Increasing support despite Dole

Tax cut proposals by former Senator Bob Dole would eliminate all federal energy programmes (outside of defence programmes), including those for renewables and efficiency as well as that for the National Renewable Energy Laboratory (NREL). So contends the Sustainable Energy Coalition which is questioning the wisdom of Dole's proposal. Dole faces incumbent President Bill Clinton in America's November 5 presidential election.

The coalition warns that Dole's plan to partly pay for his proposed 15% tax cut would effectively eliminate non-defence energy programmes and would even cut into some defence programmes. The presidential candidate's proposal would reduce $32 billion from the Department of Energy (DOE) budget over six years, a cut ten times higher than the House of Representatives' proposal for the 1997 fiscal year to axe $2.8 billion, also over six years.

NREL would almost certainly have to close, as would laboratories that engage in basic science such as the Pacific Northwest National Laboratory and the Lawrence Berkeley Laboratory in northern California. The coalition maintains that DOE renewables and energy efficiency programmes support 45,000 jobs nationally.

The coalition points out, however, that nearly one-quarter of the members of the US House of Representatives are now members of the House Renewable Energy Caucus. Two new congressional representatives recently joined the caucus -- which draws members from both the Democrats and Republicans and was only founded six months ago -- to bring its number to 100. The caucus, in part a result of increased lobbying by renewables groups on Capitol Hill, is galvanising support for renewables, says the coalition.

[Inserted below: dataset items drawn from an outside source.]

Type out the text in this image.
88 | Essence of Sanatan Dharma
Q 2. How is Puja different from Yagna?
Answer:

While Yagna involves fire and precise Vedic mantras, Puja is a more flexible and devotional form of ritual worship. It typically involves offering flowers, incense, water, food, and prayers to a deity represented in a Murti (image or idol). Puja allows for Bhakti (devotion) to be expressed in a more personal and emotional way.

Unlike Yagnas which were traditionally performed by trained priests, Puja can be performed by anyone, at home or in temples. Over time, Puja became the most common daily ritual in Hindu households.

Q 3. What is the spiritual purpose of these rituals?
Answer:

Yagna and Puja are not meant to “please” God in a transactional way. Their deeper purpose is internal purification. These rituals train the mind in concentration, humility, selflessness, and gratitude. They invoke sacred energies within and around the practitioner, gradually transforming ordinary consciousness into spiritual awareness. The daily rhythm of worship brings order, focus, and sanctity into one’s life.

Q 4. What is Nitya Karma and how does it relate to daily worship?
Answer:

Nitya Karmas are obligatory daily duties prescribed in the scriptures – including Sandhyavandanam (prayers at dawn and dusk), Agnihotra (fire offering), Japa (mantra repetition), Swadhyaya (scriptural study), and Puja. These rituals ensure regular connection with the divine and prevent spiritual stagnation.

In one budget vote for the new 1997 fiscal year, which started on October 1, the renewables budget was upped by $42 million by a 279 to 135 vote. This positive vote contrasts with a similar amendment last year, which was passed by only a six-vote margin. The caucus has sponsored seminars, a trade show and other events on renewables, including wind.

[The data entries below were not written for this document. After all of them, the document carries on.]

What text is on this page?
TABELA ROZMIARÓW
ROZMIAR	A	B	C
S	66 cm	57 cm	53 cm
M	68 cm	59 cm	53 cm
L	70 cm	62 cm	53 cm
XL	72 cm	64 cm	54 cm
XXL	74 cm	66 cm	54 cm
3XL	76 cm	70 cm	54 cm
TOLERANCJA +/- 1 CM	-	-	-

The coalition also refers to the fiscal year 1997 budget as a victory. It gauges that ultimately $30 million was shifted from nuclear to renewables and efficiency when the 1997 budget was finalised. Congress approved funding of $270 million and $569.8 million for renewables and efficiency respectively, a combined increase of 1.4% over the FY '96 level. Wind's budget, however, at $29 million was cut by almost 10% (Windpower Monthly, October 1996).